The Court upheld the validity of AbbVie's claim, finding that the inventive concept was that psoriasis may be treated by the use of human antibodies that bind IL-12, which antibodies have an affinity and a potency of at least the value claimed. The Court found that prior to the '281 patent, there was only hope that the Il-12 would treat psoriasis, or any other autoimmune disease where the Il-12 played critical part of the disease, whereas the '281 patent showed an example of a psoriatic patient that was actually successfully treated with antibodies against Il-12. According to the Court, the case is a good example of the difference between the "worth a try" approach (which does not imply obviousness) and the more or less self-evident, or "obvious to try" approach (which does imply obviousness). AbbVie's patent represented the former.
The issue of Over-Breadth
Janssen argued that the claims were over-broad because they did not claim a specific antibody or even an antibody that was made by a specific method (i.e. phage display); rather, the claim captured any antibody that embodies the claimed affinity and potency parameters.

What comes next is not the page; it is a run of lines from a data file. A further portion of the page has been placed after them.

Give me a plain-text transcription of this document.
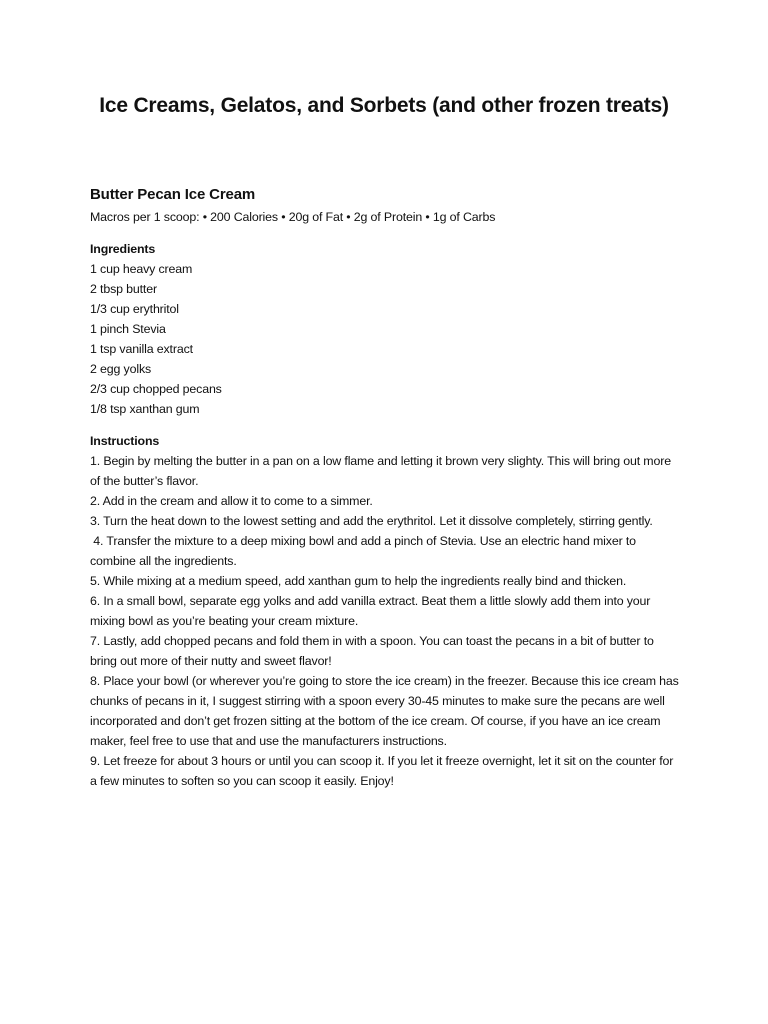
Ice Creams, Gelatos, and Sorbets (and other frozen treats)
Butter Pecan Ice Cream
Macros per 1 scoop: • 200 Calories • 20g of Fat • 2g of Protein • 1g of Carbs
Ingredients
1 cup heavy cream
2 tbsp butter
1/3 cup erythritol
1 pinch Stevia
1 tsp vanilla extract
2 egg yolks
2/3 cup chopped pecans
1/8 tsp xanthan gum
Instructions
1. Begin by melting the butter in a pan on a low flame and letting it brown very slighty. This will bring out more of the butter’s flavor.
2. Add in the cream and allow it to come to a simmer.
3. Turn the heat down to the lowest setting and add the erythritol. Let it dissolve completely, stirring gently.
4. Transfer the mixture to a deep mixing bowl and add a pinch of Stevia. Use an electric hand mixer to combine all the ingredients.
5. While mixing at a medium speed, add xanthan gum to help the ingredients really bind and thicken.
6. In a small bowl, separate egg yolks and add vanilla extract. Beat them a little slowly add them into your mixing bowl as you’re beating your cream mixture.
7. Lastly, add chopped pecans and fold them in with a spoon. You can toast the pecans in a bit of butter to bring out more of their nutty and sweet flavor!
8. Place your bowl (or wherever you’re going to store the ice cream) in the freezer. Because this ice cream has chunks of pecans in it, I suggest stirring with a spoon every 30-45 minutes to make sure the pecans are well incorporated and don’t get frozen sitting at the bottom of the ice cream. Of course, if you have an ice cream maker, feel free to use that and use the manufacturers instructions.
9. Let freeze for about 3 hours or until you can scoop it. If you let it freeze overnight, let it sit on the counter for a few minutes to soften so you can scoop it easily. Enjoy!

The Court held that the claims did not require a reference to a specific antibody production method. According to the Court, the techniques used to create antibodies were well known in the art before the '281 patent priority date, as were the techniques to measure the affinity and the potency of antibodies. The Court also underlined the fact that there was no evidence that anything that falls within the scope of the claims lacked utility for treating psoriasis. Nor was there evidence that a skilled person was required to use the antibody production methods that had been described in the patent (i.e. other antibody production methods might be possible). Janssen emphasized the differences between the amino-acid sequence and three-dimensional structure of the Janssen Antibody and AbbVie's, and argued that these differences underlie different mechanisms and sites of binding to IL-12. According to Janssen, these differences could yield differences in other properties such as solubility, propensity to aggregate and cross-reactivity to other targets, thereby distinguishing the Janssen Antibody from Abbvie's antibody. The thrust of these arguments appears to have been that Abbvie's antibody should have been claimed with reference to specific biochemical or physical properties (e.g. binding site, specificity). The Court rejected these arguments, finding that the differences between the Janssen Antibody and AbbVie's were not important; rather, what mattered were the functional similarities: both antibodies bind to IL-12 and neutralize its activity with the minimal value that is claimed. Since the differences alleged by Janssen were beyond the parameters set out in the claims and were found not to be essential for the functioning of the antibody to treat psoriasis, the Court concluded that the claims were not overbroad.
The case is important for manufacturers of biologic drugs and their patent counsel because it illustrates that a claim to an antibody without a limitation as to its amino-acid sequence (or even a portion of it, such as the light chain) is not overbroad if defined in terms of antigen binding and minimum affinity. The biotechnology sector should take into consideration the teaching of this decision at the time of drafting or applying for patents on biologics. Under the right circumstances, differences in the method of producing an antibody, or differences in their amino-acid sequences, is not enough to remove an infringing antibody from the scope of s such as those at issue in the AbbVie case. No appeal was filed at the time of drafting this text, we will follow any development on this matter and provide updates as appropriate.